Bei diesem Thread merkt man mal wieder, das sich hier sehr viele "Spielkinder" herumtreiben, die von praktischer Arbeit und den Problemen in den IT Abteilungen von Firmen keinerlei Ahnung haben. Hier muß man nicht nur die Kosten für Hard- und Software berücksichtigen, sondern auch die kosten für den Zeitaufwand der installation und die Kosten für den Arbeitsausfall der Mitarbeiter, wenn PCs wärend der Umstellung nicht genutzt werden können. Weiterhin entstehen auch noch enorme Kosten für Schulungen der Mitarbeiter und die Kosten für den höheren Zeitaufwand der Mitarbeiter für ihre Arbeit, da sie sich erst einmal in Windows 7 einarbeiten müssen. Dann ist man sehr schnell in in Bereichen von 2.000 bis 2.500 &$8364: pro Arbeitsplatz. Welche Firma kann sich solche Ausgaben in der momentanen Rezession leisten?
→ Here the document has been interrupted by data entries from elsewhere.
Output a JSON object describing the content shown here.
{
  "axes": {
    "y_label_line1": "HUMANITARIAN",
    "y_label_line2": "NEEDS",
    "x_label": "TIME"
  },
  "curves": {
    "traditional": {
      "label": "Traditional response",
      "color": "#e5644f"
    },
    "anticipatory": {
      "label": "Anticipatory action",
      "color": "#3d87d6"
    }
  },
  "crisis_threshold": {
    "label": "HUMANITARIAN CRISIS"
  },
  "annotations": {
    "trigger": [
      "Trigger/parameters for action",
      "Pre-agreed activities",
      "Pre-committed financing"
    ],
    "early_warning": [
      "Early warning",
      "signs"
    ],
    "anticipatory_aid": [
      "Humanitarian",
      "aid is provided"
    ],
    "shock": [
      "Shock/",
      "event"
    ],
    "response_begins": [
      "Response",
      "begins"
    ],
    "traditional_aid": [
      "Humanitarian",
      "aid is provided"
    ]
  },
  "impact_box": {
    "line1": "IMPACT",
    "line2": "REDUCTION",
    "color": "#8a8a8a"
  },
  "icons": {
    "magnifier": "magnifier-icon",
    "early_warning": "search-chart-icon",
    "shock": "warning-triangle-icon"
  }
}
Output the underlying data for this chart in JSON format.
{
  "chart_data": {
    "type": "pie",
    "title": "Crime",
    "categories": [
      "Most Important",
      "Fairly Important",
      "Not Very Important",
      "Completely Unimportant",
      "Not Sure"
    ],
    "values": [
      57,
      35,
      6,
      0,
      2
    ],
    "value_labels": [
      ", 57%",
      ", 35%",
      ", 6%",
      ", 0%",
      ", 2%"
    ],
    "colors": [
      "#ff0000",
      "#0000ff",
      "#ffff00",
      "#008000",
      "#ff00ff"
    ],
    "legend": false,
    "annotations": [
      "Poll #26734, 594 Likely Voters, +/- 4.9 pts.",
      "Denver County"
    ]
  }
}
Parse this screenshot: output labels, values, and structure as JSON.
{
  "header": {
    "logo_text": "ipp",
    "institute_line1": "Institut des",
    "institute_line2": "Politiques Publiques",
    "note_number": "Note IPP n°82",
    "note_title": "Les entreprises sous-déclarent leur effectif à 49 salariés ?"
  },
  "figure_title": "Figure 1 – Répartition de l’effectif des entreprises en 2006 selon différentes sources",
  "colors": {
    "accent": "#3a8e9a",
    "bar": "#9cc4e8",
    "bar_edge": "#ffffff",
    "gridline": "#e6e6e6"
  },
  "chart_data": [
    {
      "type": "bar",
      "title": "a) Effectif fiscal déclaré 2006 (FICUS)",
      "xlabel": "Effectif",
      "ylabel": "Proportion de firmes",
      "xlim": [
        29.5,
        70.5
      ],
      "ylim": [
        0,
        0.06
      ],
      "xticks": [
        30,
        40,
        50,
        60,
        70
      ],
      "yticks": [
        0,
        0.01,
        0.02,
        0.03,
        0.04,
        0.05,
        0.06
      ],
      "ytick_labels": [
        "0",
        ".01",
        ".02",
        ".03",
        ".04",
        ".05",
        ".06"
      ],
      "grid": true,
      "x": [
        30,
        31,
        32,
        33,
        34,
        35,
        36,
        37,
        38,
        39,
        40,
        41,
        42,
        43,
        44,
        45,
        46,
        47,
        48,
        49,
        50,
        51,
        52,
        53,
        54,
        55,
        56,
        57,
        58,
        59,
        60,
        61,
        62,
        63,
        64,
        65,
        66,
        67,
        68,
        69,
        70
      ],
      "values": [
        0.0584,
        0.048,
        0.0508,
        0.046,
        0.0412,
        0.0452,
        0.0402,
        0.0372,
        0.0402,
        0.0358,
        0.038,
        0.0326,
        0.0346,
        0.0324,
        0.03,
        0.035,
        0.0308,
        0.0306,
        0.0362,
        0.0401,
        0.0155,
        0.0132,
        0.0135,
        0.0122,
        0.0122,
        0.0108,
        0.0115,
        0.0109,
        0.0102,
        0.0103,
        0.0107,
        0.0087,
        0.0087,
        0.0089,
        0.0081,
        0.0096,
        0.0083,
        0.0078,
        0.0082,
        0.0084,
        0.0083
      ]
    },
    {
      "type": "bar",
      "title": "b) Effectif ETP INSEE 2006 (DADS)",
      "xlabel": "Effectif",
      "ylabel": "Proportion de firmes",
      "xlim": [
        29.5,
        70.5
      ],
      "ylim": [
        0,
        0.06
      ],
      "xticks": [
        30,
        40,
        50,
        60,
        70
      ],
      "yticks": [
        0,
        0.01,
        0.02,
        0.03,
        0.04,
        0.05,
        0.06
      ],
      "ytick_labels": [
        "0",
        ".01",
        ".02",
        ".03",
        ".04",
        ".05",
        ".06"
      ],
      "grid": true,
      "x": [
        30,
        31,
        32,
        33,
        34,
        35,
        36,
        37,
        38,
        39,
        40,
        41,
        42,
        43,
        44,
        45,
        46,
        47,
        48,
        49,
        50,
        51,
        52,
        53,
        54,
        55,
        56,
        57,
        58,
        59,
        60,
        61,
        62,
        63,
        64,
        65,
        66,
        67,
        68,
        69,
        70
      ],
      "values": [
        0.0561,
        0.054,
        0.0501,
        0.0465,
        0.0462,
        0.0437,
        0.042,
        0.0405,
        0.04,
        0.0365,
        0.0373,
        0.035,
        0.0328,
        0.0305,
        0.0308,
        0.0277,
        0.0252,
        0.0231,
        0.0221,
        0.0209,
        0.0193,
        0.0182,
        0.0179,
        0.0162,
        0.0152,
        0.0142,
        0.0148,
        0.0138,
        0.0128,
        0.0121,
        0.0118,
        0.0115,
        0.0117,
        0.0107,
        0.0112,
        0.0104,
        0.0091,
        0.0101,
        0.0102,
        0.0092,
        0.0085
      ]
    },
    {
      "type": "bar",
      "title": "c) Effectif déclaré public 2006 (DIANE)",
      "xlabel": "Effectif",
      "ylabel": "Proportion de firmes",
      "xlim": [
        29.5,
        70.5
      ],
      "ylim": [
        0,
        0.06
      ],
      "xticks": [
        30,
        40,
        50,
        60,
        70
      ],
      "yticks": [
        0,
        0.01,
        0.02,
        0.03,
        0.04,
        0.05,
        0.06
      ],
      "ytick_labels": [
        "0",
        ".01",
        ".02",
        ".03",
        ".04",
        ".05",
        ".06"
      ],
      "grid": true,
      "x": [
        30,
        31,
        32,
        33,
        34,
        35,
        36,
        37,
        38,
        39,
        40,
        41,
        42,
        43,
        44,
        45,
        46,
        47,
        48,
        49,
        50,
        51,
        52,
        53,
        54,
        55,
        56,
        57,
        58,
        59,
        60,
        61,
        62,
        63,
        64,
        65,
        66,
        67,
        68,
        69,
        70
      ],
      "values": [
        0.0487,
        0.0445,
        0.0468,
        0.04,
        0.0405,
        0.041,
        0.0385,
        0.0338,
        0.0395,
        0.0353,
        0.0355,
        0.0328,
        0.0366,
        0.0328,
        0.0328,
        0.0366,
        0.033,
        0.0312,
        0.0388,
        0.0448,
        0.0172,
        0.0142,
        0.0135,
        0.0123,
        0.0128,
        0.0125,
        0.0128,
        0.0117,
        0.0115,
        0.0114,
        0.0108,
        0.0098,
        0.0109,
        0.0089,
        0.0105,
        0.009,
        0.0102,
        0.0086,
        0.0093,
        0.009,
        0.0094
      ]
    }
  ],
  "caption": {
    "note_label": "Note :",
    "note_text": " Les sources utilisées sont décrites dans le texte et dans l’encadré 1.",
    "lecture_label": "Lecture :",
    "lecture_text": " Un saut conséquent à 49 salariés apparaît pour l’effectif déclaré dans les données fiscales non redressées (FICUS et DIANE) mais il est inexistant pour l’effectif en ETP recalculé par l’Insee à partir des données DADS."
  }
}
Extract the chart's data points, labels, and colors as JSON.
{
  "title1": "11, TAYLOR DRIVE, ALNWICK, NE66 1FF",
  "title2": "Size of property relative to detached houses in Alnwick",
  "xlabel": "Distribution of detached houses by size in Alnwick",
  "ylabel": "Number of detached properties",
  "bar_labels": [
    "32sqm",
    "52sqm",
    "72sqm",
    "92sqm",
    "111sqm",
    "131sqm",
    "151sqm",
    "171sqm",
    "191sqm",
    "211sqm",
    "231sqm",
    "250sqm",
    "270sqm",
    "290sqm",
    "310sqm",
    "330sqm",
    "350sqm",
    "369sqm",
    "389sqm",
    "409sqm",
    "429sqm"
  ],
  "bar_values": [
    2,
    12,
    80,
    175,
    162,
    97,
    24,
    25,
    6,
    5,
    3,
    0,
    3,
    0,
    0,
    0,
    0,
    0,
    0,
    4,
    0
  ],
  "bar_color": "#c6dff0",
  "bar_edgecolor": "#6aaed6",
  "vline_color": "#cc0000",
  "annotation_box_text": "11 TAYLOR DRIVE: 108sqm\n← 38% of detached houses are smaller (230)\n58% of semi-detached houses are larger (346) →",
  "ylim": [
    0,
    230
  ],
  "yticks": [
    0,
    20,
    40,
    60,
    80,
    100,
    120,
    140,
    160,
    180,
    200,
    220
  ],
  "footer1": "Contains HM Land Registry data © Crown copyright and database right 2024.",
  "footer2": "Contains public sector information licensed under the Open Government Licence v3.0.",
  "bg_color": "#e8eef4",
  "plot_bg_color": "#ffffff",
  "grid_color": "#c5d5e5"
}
Wir sprechen hier von Betragen im 5-stelligen Bereich, wenn man nur 4-5 Arbeitsplätze aufrüsten möchte. Wenn dann noch spezielle Kundensoftware auf Windows 7 angepasst werden muss, dann entstehen sogar noch höhere Kosten. Muss dann noch kundenspezifische Hardware angepasst oder ausgetauscht werden, sind die Kosten für eine Umstellung auf Windows 7 nicht mehr überschaubar. Eine 100%ige Funktionalität ist auch direkt nach der Umstellung nicht gegeben. Gerade in einem Netzwerk kommt es am Anfang immer wieder zu Problemen, bis sich alles nach einigen Wochen einigermaßen eingespielt hat. Das bedeutet Wartungsarbeiten und Arbeitsausfälle für Mitarbeiter. Und das bedeutet wiederum Kosten. Daraus folgt: "Don't change a running system!"
 
Das läuft anders, als damals Win98 nicht mehr tragbar wurde, wurde in neue Hardware investiert, und dann gleich Win XP mitgenommen. Jetzt sind diese Rechner mehr al 5 Jahre alt, haben einen Single- Core- Prozessor, und werden mit jedem Update der Branchensoftware langsamer. Man hat die Neuinvestition immer weiter geschoben, da man keine Lust hat, auf Neugeräte ein altes OS aufzuspielen, welches die Hardware nicht mehr supportet (Arbeitsspeicher).

Jetzt, wo endlich wieder ein brauchbares OS da ist, wird alles die komplette EDV neu aufgesetzt. Vom Server bis zu den Clients, und für die nächsten 5 - 7 Jahre ist Ruhe.